Los Angeles Airways Flight 841


Los Angeles Airways Flight 841 was a Sikorsky S-61L helicopter that crashed at 5:50 p.m. on Wednesday May 22nd 1968 in the city of Paramount, California. All twenty passengers and three crewmembers were killed. The aircraft was destroyed by impact and fire. The probable cause of the accident was a mechanical failure in the blade rotor system, which then allowed one blade to strike the side of the fuselage. The other four blades were then thrown out of balance and all five rotor blades broke and then the rear fuselage and tail separated from the rest of the airframe. The cause of the mechanical failure is undetermined. At the time, it was the worst helicopter-related accident in U.S. aviation history, not to be surpassed until the 1986 Grand Canyon mid-air collision which killed 25.

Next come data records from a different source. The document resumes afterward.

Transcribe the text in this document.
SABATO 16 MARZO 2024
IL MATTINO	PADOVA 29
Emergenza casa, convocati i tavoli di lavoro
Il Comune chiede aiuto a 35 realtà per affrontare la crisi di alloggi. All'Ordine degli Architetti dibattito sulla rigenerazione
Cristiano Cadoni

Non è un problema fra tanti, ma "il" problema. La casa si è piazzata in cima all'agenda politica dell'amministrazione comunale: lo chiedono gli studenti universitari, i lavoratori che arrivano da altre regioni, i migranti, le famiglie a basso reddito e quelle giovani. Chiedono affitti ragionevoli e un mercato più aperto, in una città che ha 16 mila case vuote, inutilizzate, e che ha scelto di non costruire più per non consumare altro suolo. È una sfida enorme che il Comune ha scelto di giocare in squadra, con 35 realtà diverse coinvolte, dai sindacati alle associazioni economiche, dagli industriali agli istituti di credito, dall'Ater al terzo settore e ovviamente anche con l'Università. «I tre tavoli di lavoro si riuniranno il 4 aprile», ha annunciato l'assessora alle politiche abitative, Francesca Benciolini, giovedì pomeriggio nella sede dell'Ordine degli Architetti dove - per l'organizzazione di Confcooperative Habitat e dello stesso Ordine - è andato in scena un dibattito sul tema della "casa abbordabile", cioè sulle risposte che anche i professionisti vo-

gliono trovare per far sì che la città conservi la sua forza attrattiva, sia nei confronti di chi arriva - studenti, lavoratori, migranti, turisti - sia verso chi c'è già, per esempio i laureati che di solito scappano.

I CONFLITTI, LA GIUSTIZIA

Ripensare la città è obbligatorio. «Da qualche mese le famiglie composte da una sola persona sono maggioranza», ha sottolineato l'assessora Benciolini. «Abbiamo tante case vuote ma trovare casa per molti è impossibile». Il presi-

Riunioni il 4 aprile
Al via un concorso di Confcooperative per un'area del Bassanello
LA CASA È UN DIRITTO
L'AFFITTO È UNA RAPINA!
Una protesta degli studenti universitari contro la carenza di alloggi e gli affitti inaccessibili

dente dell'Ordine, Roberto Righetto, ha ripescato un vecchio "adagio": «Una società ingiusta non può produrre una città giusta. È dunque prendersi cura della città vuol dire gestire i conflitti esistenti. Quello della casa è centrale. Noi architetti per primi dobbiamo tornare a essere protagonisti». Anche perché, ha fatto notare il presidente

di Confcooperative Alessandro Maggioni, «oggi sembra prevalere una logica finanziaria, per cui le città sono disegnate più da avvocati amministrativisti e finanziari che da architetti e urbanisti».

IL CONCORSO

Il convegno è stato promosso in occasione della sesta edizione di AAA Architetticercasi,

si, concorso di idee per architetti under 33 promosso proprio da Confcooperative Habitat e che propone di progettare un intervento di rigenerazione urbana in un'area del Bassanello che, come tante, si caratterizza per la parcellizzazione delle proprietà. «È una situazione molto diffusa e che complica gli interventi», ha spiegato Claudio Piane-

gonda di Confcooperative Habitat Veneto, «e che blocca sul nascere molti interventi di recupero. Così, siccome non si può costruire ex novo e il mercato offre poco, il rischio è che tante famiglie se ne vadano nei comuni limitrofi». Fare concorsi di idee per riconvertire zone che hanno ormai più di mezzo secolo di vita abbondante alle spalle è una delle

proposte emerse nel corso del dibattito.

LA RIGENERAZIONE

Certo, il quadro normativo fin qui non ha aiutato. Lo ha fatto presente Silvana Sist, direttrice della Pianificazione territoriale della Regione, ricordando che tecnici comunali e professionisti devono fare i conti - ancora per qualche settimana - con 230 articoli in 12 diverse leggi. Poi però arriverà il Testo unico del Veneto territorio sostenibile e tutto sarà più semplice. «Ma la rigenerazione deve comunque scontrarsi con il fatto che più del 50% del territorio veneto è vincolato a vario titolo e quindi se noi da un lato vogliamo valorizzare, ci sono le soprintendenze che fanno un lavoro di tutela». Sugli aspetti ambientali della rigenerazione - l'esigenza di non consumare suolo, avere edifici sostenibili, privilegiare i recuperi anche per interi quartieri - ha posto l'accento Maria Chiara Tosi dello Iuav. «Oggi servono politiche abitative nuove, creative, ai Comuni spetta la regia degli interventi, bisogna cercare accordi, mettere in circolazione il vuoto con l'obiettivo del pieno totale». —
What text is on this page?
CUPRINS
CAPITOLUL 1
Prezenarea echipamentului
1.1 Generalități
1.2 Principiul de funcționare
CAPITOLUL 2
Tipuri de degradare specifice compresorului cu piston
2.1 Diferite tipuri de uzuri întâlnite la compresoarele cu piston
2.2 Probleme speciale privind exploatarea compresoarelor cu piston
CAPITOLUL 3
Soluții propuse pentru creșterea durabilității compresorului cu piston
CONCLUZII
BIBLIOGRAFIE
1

Los Angeles Airways Flight 841 was a regularly scheduled passenger flight from Disneyland Heliport in Anaheim, California to Los Angeles International Airport. The flight was westbound at 2,000 feet over Paramount, California when air traffic controllers received a distress message from pilots: "L.A., we’re crashing, help us." The helicopter crashed onto a dairy farm and burst into flames. N303Y, a Sikorsky S-61L helicopter, serial number 61060, had accumulated 12,096 total flying hours prior to the accident.
Much of the debris was contained in the dairy farm where the helicopter crashed. The tail rotor was discovered one block east of the crash site in a used truck yard.
Among those killed was a group of nine vacationers from Ohio; a Hunt-Wesson Foods executive; the mayor of Red Bluff, California; and a University of California, Berkeley professor.